Mendanbar pulls the magic out of the replica and into the sword, thus unmaking the replica, and they meet Telemain, a magician who tells them that the charm on their magic carpet is wearing thin and recommends Gypsy Jack's for repair. Mendenbar is the only person who can understand Telemain. At Gypsy Jack's, they leave the carpet after meeting a wizard whose staff they capture but who gets away himself. They transport back to the Enchanted Forest—this time successfully—and go to the palace. On the way, they find that a wizard's staff will absorb all the magic from an area of the Enchanted Forest, thus leaving the area looking burned—just like Mendanbar had seen at the beginning of the book.

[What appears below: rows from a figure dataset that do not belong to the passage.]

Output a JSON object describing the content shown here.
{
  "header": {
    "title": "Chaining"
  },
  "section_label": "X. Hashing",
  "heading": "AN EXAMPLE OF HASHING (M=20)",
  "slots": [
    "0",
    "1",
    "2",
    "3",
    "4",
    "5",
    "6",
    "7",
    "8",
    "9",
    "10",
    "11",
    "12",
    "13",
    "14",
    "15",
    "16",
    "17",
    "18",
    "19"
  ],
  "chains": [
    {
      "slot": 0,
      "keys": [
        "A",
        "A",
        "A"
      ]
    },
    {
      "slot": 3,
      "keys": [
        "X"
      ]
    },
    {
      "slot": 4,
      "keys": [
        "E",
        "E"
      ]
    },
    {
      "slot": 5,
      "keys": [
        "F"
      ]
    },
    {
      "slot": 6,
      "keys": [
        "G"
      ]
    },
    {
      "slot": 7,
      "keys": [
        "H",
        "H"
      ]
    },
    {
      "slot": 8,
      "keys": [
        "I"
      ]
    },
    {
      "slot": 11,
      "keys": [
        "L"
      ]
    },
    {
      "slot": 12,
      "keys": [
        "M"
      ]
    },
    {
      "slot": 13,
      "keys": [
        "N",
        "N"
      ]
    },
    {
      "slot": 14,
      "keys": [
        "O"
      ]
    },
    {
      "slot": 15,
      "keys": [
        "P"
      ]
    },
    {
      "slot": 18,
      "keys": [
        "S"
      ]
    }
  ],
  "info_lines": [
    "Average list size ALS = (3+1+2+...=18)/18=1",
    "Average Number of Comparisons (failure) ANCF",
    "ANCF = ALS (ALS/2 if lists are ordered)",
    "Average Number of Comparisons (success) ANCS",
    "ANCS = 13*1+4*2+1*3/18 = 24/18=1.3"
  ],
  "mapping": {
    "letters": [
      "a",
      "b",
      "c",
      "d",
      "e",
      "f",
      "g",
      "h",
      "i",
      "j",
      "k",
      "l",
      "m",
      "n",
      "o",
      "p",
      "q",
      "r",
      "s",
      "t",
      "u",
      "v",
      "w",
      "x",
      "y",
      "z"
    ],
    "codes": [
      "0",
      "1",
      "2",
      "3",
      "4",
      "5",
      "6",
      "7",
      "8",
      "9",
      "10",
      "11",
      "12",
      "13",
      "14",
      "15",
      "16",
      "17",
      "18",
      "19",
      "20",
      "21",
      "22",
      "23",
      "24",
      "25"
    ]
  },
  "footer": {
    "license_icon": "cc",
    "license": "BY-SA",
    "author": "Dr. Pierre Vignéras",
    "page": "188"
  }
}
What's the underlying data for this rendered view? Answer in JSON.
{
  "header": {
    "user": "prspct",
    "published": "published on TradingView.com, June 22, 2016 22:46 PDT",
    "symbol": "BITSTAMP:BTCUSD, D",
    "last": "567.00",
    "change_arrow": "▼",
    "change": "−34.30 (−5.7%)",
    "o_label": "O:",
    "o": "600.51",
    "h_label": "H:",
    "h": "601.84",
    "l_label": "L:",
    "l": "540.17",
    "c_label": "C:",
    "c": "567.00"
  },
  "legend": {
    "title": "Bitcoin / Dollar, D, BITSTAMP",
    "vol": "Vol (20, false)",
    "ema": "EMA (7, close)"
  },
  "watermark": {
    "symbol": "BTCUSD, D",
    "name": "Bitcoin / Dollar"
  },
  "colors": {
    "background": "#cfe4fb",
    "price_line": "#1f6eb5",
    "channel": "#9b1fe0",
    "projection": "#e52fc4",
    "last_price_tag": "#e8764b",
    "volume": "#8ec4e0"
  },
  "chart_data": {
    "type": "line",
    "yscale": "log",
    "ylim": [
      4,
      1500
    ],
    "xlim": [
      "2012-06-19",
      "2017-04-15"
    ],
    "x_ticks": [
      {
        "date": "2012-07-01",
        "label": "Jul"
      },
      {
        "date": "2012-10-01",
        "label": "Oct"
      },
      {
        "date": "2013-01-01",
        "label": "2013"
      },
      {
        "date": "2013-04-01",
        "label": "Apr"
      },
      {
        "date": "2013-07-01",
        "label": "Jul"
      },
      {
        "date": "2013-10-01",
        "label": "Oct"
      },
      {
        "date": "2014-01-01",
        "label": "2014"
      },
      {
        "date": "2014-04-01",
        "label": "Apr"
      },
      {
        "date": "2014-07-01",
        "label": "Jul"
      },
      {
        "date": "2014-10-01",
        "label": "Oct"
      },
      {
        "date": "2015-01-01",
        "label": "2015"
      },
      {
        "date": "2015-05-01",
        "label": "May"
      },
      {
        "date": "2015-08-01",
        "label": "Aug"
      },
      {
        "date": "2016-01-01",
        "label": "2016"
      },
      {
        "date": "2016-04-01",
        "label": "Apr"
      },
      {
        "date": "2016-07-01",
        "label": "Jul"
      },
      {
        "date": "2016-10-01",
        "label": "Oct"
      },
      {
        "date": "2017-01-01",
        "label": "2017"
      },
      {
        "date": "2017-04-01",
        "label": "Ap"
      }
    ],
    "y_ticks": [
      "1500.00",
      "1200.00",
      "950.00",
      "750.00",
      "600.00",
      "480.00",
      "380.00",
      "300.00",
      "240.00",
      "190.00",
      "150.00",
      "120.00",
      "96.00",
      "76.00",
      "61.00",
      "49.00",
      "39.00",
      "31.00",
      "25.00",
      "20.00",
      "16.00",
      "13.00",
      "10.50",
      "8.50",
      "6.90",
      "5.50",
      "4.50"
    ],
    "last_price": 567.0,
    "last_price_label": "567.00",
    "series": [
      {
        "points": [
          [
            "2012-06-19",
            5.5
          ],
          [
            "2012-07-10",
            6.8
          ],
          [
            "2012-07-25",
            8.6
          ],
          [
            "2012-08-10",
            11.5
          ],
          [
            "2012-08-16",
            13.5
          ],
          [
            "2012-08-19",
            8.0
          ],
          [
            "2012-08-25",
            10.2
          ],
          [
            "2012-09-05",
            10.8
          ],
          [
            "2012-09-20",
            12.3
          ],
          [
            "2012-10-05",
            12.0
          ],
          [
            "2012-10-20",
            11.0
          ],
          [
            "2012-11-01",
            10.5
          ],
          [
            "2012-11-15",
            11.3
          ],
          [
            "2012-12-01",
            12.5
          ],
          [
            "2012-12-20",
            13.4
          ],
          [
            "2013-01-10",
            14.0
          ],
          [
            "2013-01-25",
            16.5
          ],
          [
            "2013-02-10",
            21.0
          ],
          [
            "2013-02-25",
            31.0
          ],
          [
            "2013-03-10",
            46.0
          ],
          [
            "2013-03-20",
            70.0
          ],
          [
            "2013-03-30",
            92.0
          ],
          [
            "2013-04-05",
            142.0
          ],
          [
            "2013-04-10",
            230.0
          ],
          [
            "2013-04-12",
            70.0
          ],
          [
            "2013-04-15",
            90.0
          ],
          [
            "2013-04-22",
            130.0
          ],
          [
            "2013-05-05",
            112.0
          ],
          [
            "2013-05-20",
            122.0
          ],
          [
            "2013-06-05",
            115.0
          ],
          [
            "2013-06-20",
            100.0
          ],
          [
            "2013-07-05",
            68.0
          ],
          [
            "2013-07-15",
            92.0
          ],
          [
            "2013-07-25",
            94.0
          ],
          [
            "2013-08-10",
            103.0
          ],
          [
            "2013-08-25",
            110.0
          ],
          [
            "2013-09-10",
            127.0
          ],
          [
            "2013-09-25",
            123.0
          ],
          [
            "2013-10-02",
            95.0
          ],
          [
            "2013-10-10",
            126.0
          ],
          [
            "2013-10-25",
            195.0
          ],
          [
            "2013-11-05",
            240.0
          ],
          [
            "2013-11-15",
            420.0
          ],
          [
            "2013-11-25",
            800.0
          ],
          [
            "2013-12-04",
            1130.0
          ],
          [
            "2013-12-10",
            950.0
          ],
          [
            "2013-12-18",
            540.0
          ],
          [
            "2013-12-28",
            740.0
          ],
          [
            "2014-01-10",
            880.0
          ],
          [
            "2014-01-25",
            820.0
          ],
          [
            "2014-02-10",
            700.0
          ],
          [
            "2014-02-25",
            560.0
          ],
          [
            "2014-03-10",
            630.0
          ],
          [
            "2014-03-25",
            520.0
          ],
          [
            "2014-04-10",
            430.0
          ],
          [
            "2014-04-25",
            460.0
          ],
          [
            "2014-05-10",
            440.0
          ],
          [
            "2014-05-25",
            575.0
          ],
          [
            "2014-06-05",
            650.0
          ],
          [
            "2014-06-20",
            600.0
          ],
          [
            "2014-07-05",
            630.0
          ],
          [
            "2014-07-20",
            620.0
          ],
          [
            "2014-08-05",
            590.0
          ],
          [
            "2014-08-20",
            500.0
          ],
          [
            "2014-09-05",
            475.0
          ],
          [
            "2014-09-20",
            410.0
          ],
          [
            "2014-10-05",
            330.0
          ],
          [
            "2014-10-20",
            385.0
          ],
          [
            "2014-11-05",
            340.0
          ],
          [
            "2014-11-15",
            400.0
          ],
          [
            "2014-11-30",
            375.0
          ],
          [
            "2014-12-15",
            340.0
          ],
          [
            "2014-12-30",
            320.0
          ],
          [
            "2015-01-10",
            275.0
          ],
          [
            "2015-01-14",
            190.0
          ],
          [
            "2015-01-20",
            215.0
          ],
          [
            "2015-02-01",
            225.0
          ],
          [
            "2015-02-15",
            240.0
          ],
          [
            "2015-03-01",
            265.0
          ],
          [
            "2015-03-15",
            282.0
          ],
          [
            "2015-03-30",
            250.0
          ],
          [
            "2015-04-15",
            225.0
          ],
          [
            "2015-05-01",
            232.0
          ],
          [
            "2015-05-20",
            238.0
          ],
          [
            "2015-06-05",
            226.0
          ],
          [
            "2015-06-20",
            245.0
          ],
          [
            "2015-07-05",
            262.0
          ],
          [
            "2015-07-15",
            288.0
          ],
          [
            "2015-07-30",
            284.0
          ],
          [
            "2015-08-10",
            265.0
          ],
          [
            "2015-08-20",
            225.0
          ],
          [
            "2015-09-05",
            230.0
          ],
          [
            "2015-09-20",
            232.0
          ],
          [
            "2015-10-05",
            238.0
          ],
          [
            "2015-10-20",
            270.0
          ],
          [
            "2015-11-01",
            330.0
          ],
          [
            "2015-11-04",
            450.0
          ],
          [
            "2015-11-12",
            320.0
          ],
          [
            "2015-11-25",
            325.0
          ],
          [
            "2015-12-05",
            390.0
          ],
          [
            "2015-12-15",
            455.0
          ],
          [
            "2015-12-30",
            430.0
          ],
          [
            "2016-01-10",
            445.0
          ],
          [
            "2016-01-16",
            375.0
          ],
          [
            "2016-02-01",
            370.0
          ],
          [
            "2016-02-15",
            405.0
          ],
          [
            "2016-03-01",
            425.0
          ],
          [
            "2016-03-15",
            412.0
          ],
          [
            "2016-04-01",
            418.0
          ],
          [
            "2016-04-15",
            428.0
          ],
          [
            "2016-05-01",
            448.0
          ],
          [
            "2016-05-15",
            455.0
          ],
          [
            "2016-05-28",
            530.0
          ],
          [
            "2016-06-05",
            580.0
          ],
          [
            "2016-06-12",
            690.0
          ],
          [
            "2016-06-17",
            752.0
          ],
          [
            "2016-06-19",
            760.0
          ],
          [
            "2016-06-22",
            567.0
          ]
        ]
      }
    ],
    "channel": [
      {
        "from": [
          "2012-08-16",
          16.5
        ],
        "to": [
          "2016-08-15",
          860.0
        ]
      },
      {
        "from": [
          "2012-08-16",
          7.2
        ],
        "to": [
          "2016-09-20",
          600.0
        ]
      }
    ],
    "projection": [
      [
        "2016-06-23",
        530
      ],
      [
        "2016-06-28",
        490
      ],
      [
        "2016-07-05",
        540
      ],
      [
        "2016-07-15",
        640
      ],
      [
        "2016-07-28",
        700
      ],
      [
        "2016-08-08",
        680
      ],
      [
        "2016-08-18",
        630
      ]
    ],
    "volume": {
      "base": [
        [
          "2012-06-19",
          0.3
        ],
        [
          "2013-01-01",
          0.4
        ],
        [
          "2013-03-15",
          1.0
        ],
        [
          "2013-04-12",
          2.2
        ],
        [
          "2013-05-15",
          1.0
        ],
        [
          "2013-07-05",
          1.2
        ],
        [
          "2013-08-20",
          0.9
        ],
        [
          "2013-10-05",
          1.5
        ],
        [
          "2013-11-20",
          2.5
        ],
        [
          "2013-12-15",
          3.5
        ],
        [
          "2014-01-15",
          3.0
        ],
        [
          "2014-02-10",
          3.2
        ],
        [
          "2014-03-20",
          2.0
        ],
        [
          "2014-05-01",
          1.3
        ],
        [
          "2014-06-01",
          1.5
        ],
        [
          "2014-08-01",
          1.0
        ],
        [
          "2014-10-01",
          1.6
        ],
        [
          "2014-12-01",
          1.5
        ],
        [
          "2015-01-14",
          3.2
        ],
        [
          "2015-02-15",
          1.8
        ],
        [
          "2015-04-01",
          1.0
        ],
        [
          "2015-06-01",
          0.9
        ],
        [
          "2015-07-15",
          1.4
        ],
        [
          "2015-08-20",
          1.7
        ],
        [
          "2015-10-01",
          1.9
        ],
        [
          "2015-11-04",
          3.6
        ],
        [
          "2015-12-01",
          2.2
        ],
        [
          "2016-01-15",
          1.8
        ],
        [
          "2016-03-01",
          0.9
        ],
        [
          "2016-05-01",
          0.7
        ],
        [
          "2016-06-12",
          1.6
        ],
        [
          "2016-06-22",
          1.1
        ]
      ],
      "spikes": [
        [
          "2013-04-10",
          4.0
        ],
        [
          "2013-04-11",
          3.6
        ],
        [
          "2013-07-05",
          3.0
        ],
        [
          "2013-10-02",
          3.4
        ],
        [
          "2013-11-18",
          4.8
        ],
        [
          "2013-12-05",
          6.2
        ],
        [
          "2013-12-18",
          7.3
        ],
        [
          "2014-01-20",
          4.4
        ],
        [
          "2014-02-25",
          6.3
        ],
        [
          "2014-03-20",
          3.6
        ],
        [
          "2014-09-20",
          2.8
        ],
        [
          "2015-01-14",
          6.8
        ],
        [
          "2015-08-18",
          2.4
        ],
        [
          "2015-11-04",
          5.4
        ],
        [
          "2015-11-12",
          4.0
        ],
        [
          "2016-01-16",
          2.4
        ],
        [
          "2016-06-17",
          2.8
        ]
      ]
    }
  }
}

At the palace, they find out where the wizards are and plan an expedition to the cave in which Kazul is being held. They fight briefly with the wizards and win, but they find that Kazul is still encased in the glowing bubble that imprisons her. Mendanbar ruptures the bubble with his sword, which absorbs wizards' magic, and frees Kazul. After going back to the castle, Mendanbar proposes to Cimorene, and they marry at the end of the story. Telemain also moves into the Enchanted Forest and sets up a magical spell that causes the magic of the forest to automatically get sucked out of the wizard's staffs if they attempt to steal the magic.

==Reception==
Kirkus Reviews wrote that the novel is "as sprightly as the original" with "wry" twists that "are both fun and funny". Celeste Steward of the School Library Journal praised the audiobook's "perfect" pacing and "superb" delivery, highlighting the performances of Mike Dirksen and Lauren Singer.